Aynı gün yapılan seçimler ile yine yukarıda sayılan partiler kanunu ve nispi seçim sistemi gibi değiştirilmeyen yapılar sayesinde bu ihtimal son derece yüksek.

Sanırım belli; Yalan söyleniyor.

5.Madde;


"Halk hem yürütmeyi hem de meclisi belirler"
Yani hem yürütmeyi hem yasamayı. 
Peki neden böyle demiyor?
Çünkü o zaman denecek ki; 
"Zaten eskiden de böyleydi. Halk TBMM üzerinden bu ikisinin belirleyicilerini seçiyordu. Şimdi siz ayırıdınız diye yeni bir hak almış olmuyor halk. 
Bu bir kandırmaca..."

"Kriz çıktığında halka gidiliyor", yani seçim. Bunda yeni olan ne?

6.Madde;


Serbest Piyasa özgürlüğü hizmetimizde ve pazar büyük...
Artık bakan seçimde TBMM ile sınırlanmıyoruz.
Daha kalitelisini TBMM dışından ithal edebiliriz.

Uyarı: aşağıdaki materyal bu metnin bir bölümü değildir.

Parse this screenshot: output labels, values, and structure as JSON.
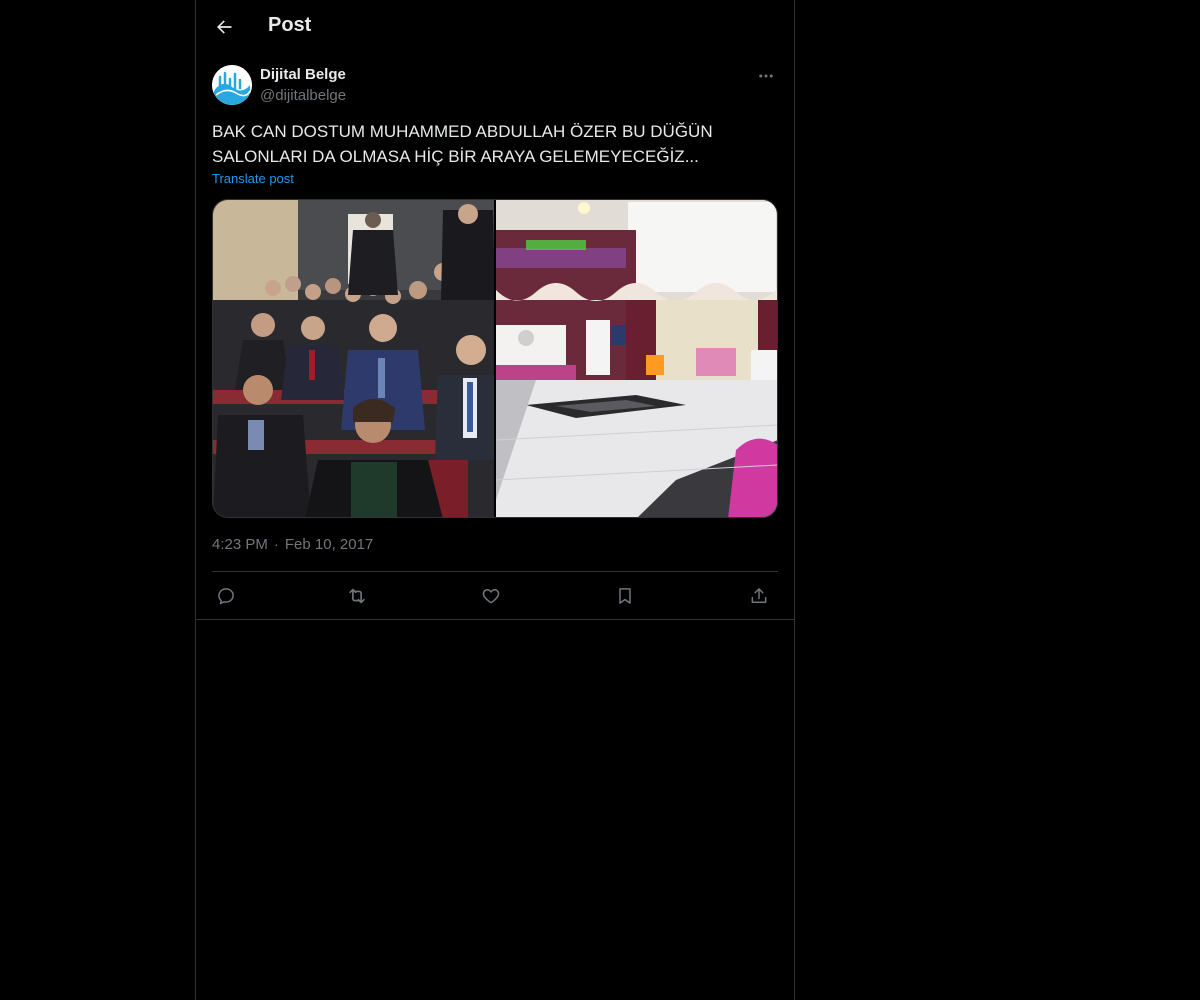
{
  "header": {
    "title": "Post",
    "back_icon": "arrow-left-icon"
  },
  "author": {
    "display_name": "Dijital Belge",
    "handle": "@dijitalbelge",
    "avatar_icon": "blue-wave-logo",
    "more_icon": "more-horizontal-icon"
  },
  "post": {
    "text": "BAK CAN DOSTUM MUHAMMED ABDULLAH ÖZER BU DÜĞÜN SALONLARI DA OLMASA HİÇ BİR ARAYA GELEMEYECEĞİZ...",
    "translate_label": "Translate post",
    "media": [
      "photo-audience-seated",
      "photo-wedding-hall"
    ],
    "time": "4:23 PM",
    "separator": "·",
    "date": "Feb 10, 2017"
  },
  "actions": [
    "reply-icon",
    "repost-icon",
    "like-icon",
    "bookmark-icon",
    "share-icon"
  ],
  "colors": {
    "background": "#000000",
    "text": "#e7e9ea",
    "muted": "#71767b",
    "link": "#1d9bf0",
    "border": "#2f3336"
  }
}
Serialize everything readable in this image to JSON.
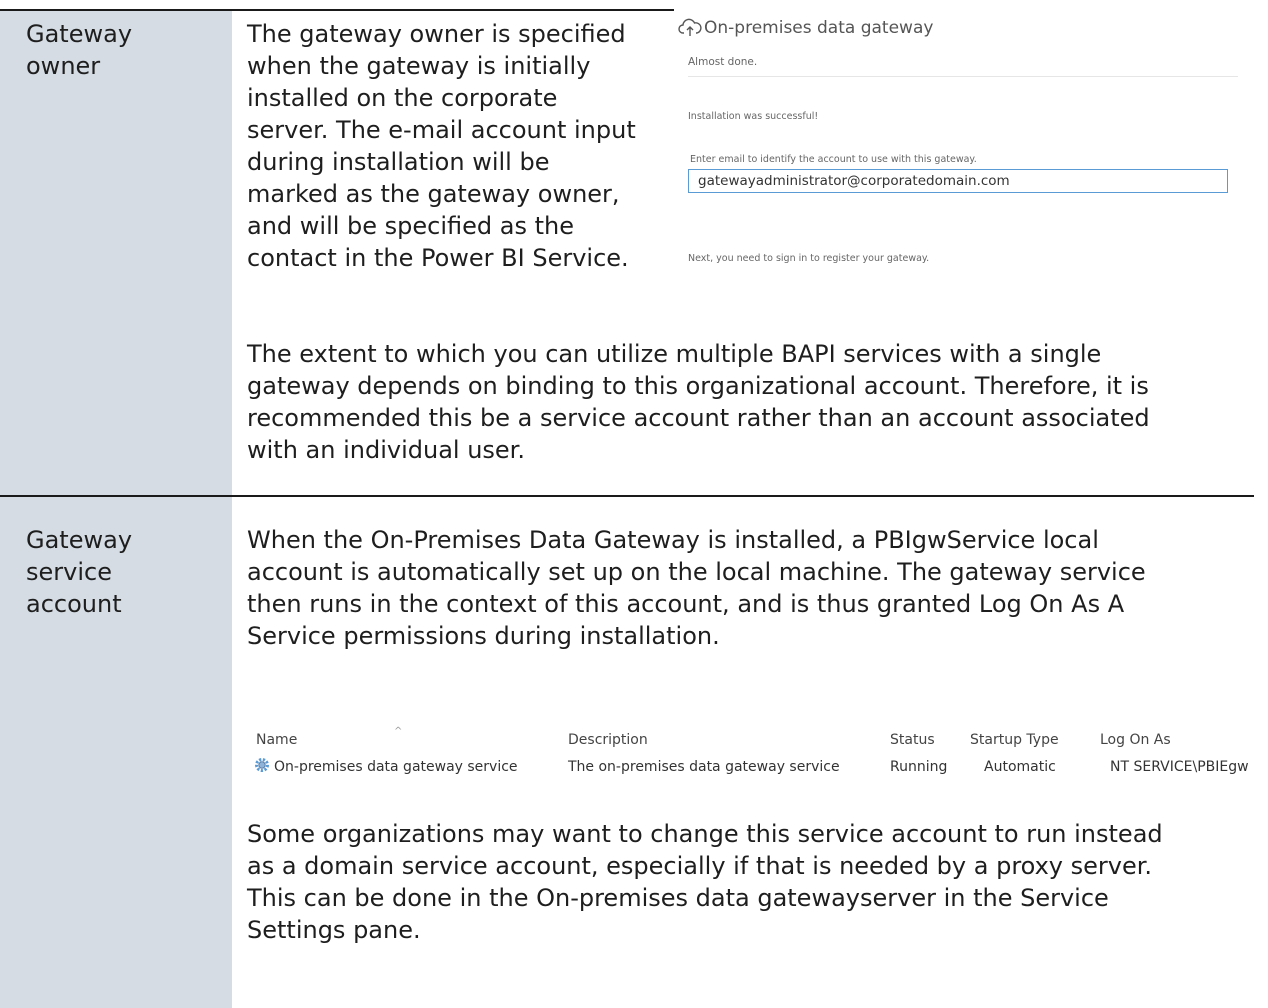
{
  "rows": [
    {
      "label": "Gateway\nowner",
      "paragraphs": [
        "The gateway owner is specified\nwhen the gateway is initially\ninstalled on the corporate\nserver. The e-mail account input\nduring installation will be\nmarked as the gateway owner,\nand will be specified as the\ncontact in the Power BI Service.",
        "The extent to which you can utilize multiple BAPI services with a single\ngateway depends on binding to this organizational account. Therefore, it is\nrecommended this be a service account rather than an account associated\nwith an individual user."
      ]
    },
    {
      "label": "Gateway\nservice\naccount",
      "paragraphs": [
        "When the On-Premises Data Gateway is installed, a PBIgwService local\naccount is automatically set up on the local machine. The gateway service\nthen runs in the context of this account, and is thus granted Log On As A\nService permissions during installation.",
        "Some organizations may want to change this service account to run instead\nas a domain service account, especially if that is needed by a proxy server.\nThis can be done in the On-premises data gatewayserver in the Service\nSettings pane."
      ]
    }
  ],
  "gateway_dialog": {
    "title": "On-premises data gateway",
    "subtitle": "Almost done.",
    "success": "Installation was successful!",
    "email_prompt": "Enter email to identify the account to use with this gateway.",
    "email_value": "gatewayadministrator@corporatedomain.com",
    "next_step": "Next, you need to sign in to register your gateway.",
    "icon": "cloud-upload-icon"
  },
  "services_list": {
    "headers": [
      "Name",
      "Description",
      "Status",
      "Startup Type",
      "Log On As"
    ],
    "row": [
      "On-premises data gateway service",
      "The on-premises data gateway service",
      "Running",
      "Automatic",
      "NT SERVICE\\PBIEgw"
    ],
    "icon": "service-gear-icon",
    "accent": "#5b9bd5"
  }
}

Ancak söylemde bir sorun var;
Biz seçmiyoruz.

Biz seçecek olanı seçip ona seçimi için vekalet veriyoruz.

Üstelik o bize bir olası kabine bile sunmak zorunda değil seçime girmeden önce...
Cumhurbaşkanı adayına öylece güveniyoruz, o pazara dalıyor ve içlerinden en iyileri seçiyor.

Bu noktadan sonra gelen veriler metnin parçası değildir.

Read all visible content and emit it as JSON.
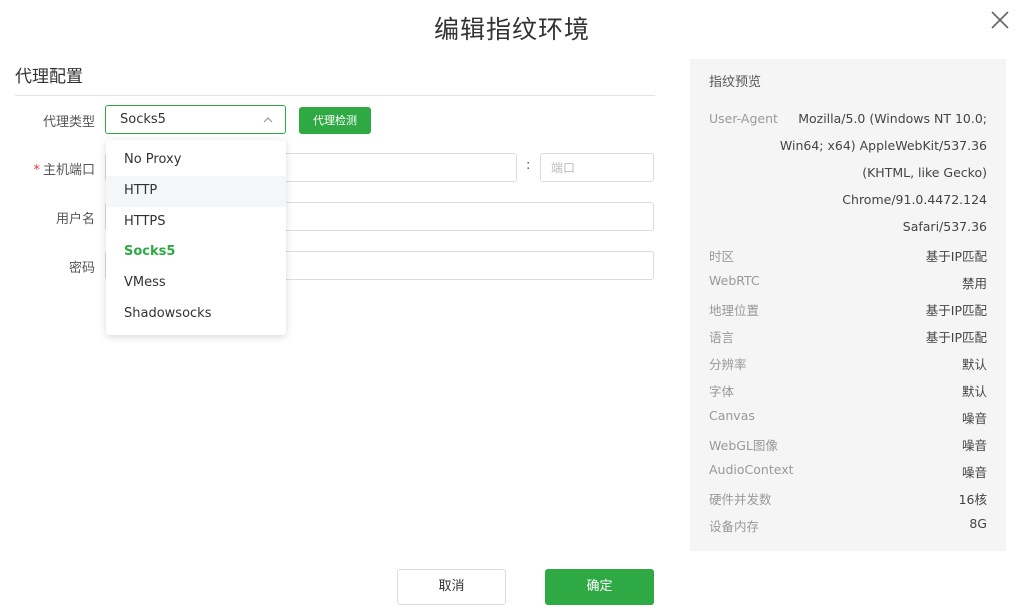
{
  "dialog": {
    "title": "编辑指纹环境"
  },
  "proxy_section": {
    "title": "代理配置",
    "type_label": "代理类型",
    "type_selected": "Socks5",
    "check_button": "代理检测",
    "host_label": "主机端口",
    "host_required_mark": "*",
    "host_placeholder": "",
    "port_separator": ":",
    "port_placeholder": "端口",
    "username_label": "用户名",
    "password_label": "密码"
  },
  "dropdown": {
    "options": [
      "No Proxy",
      "HTTP",
      "HTTPS",
      "Socks5",
      "VMess",
      "Shadowsocks"
    ],
    "hovered": "HTTP",
    "selected": "Socks5"
  },
  "footer": {
    "cancel_label": "取消",
    "ok_label": "确定"
  },
  "preview": {
    "title": "指纹预览",
    "user_agent_label": "User-Agent",
    "user_agent_lines": [
      "Mozilla/5.0 (Windows NT 10.0;",
      "Win64; x64) AppleWebKit/537.36",
      "(KHTML, like Gecko)",
      "Chrome/91.0.4472.124",
      "Safari/537.36"
    ],
    "rows": [
      {
        "label": "时区",
        "value": "基于IP匹配"
      },
      {
        "label": "WebRTC",
        "value": "禁用"
      },
      {
        "label": "地理位置",
        "value": "基于IP匹配"
      },
      {
        "label": "语言",
        "value": "基于IP匹配"
      },
      {
        "label": "分辨率",
        "value": "默认"
      },
      {
        "label": "字体",
        "value": "默认"
      },
      {
        "label": "Canvas",
        "value": "噪音"
      },
      {
        "label": "WebGL图像",
        "value": "噪音"
      },
      {
        "label": "AudioContext",
        "value": "噪音"
      },
      {
        "label": "硬件并发数",
        "value": "16核"
      },
      {
        "label": "设备内存",
        "value": "8G"
      }
    ]
  },
  "colors": {
    "accent": "#2fa944",
    "required": "#e53935",
    "preview_bg": "#f5f5f5"
  },
  "icons": {
    "close": "close-icon",
    "select_arrow": "chevron-up-icon"
  }
}
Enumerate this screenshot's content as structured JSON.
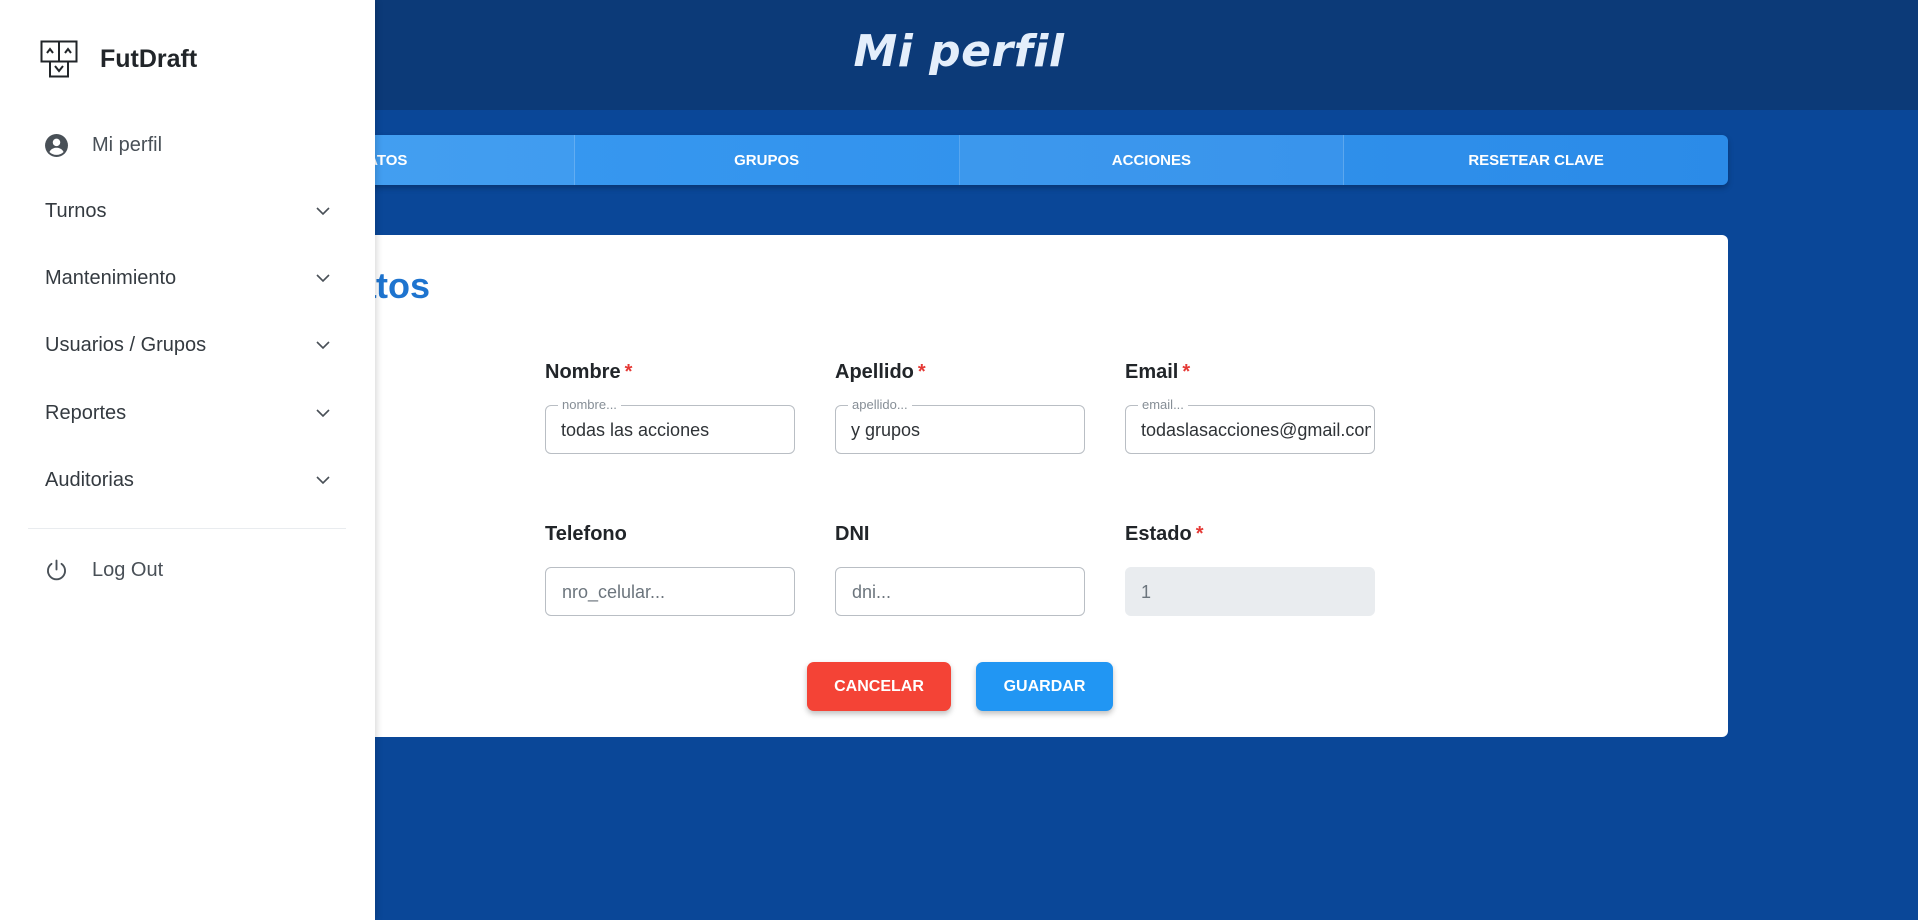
{
  "header": {
    "title": "Mi perfil"
  },
  "tabs": [
    {
      "label": "DATOS"
    },
    {
      "label": "GRUPOS"
    },
    {
      "label": "ACCIONES"
    },
    {
      "label": "RESETEAR CLAVE"
    }
  ],
  "card": {
    "title": "Datos",
    "fields": {
      "nombre": {
        "label": "Nombre",
        "required": "*",
        "legend": "nombre...",
        "value": "todas las acciones"
      },
      "apellido": {
        "label": "Apellido",
        "required": "*",
        "legend": "apellido...",
        "value": "y grupos"
      },
      "email": {
        "label": "Email",
        "required": "*",
        "legend": "email...",
        "value": "todaslasacciones@gmail.com"
      },
      "telefono": {
        "label": "Telefono",
        "placeholder": "nro_celular..."
      },
      "dni": {
        "label": "DNI",
        "placeholder": "dni..."
      },
      "estado": {
        "label": "Estado",
        "required": "*",
        "value": "1"
      }
    },
    "buttons": {
      "cancel": "CANCELAR",
      "save": "GUARDAR"
    }
  },
  "sidebar": {
    "brand": "FutDraft",
    "profile": "Mi perfil",
    "items": [
      {
        "label": "Turnos"
      },
      {
        "label": "Mantenimiento"
      },
      {
        "label": "Usuarios / Grupos"
      },
      {
        "label": "Reportes"
      },
      {
        "label": "Auditorias"
      }
    ],
    "logout": "Log Out"
  },
  "colors": {
    "header_bg": "#0c3a78",
    "page_bg": "#0a4798",
    "tab_accent": "#3a9bf2",
    "title_blue": "#1e74cf",
    "cancel": "#f44336",
    "save": "#2196f3",
    "required": "#e53935"
  }
}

Ne gözeteceğini bilmiyoruz?

Liyakat mı, sadakat mi, inanç mı, ne?
Bilmiyoruz.

7.Madde;


Demek partiler "Seçim çalışması yapmaya odaklılar ve artık toplum ihtiyaçlarını siyasete dönüştürmenin aracına dönüşecekler"?
Bu nasıl olacak?
Cumhurbaşkanı o partiden seçilecek ve yasayı yapanlar da.
Ne değişmiş olacak?
Artık kampanya mı yapmayacaklar?
Eskiden o partilerden bakanlar, başbakanlar çıkıyordu.
Şimdi, bir partiden her güce sahip bir CB ve bir de sultası altında tuttuğu partinin vekilleriyle dolu, elinde ona gerekirse (ki pek de gerekmeyecek, kararname yetkisi var) yasal zemin üretecisi TBMM'de bir çoğunluğu olacak.

İkiye katlanmış güç.

8.Madde;


Bozuk bir cümle; 
"Mevcut düzende bütçe kontrolü meclise hükümetin kontrolünde geliyor."
Tam anlaşılmıyor. 
Neden? Devamına bakalım;
"uygulamayı da hükümet yapıyor"
"..bütçeyi ise gerçekten meclis yapıyor"

????

"Kim neyi yapıyor?" ancak bu kadar anlaşılmazlaştırılabilirdi...

Bakalım kim neyi yapıyor?
Yasa şöyle diyor;


"Bütçe kanun teklifini (Yani bütçeyi) Cumhurbaşkanı TBMM'ye sunar"
"Teklif Bütçe Komisyonunda görüşülür"
"Karar verilemez ise, Geçici bütçe kanunu çıkarılır."
"O da çıkarılamazsa, yeni bütçe kanunu çıkarılana kadar bir önceki yılın bütçesi YENİDEN DEĞERLEME ORANINA GÖRE artırılarak uygulanır.

Ne denebilir?

Neredeyse (olası meclis ve dolayısıyla komisyon aritmetiğini düşünerek) CB bütçesinin kabul edilememe yolu yok.
Güzelce tıkanmış.

Röportajın bundan sonrası için Mehmet Uçum'un ağzından yaptığım ve anlattıklarını özetler bir kurgu ifade, bence aydınlatıcı olacak.
Şöyle;



"Yaşadığımız süreçler (Burada muhalefetin, yıllardır sürdürdüğü, pervasız, ahlaksız, adaletsiz saldırılarını hatırlayın, çünkü en çok onlar..) Erdoğan'ı getirip Türkiye siyasetinin merkezine yerleştirdi.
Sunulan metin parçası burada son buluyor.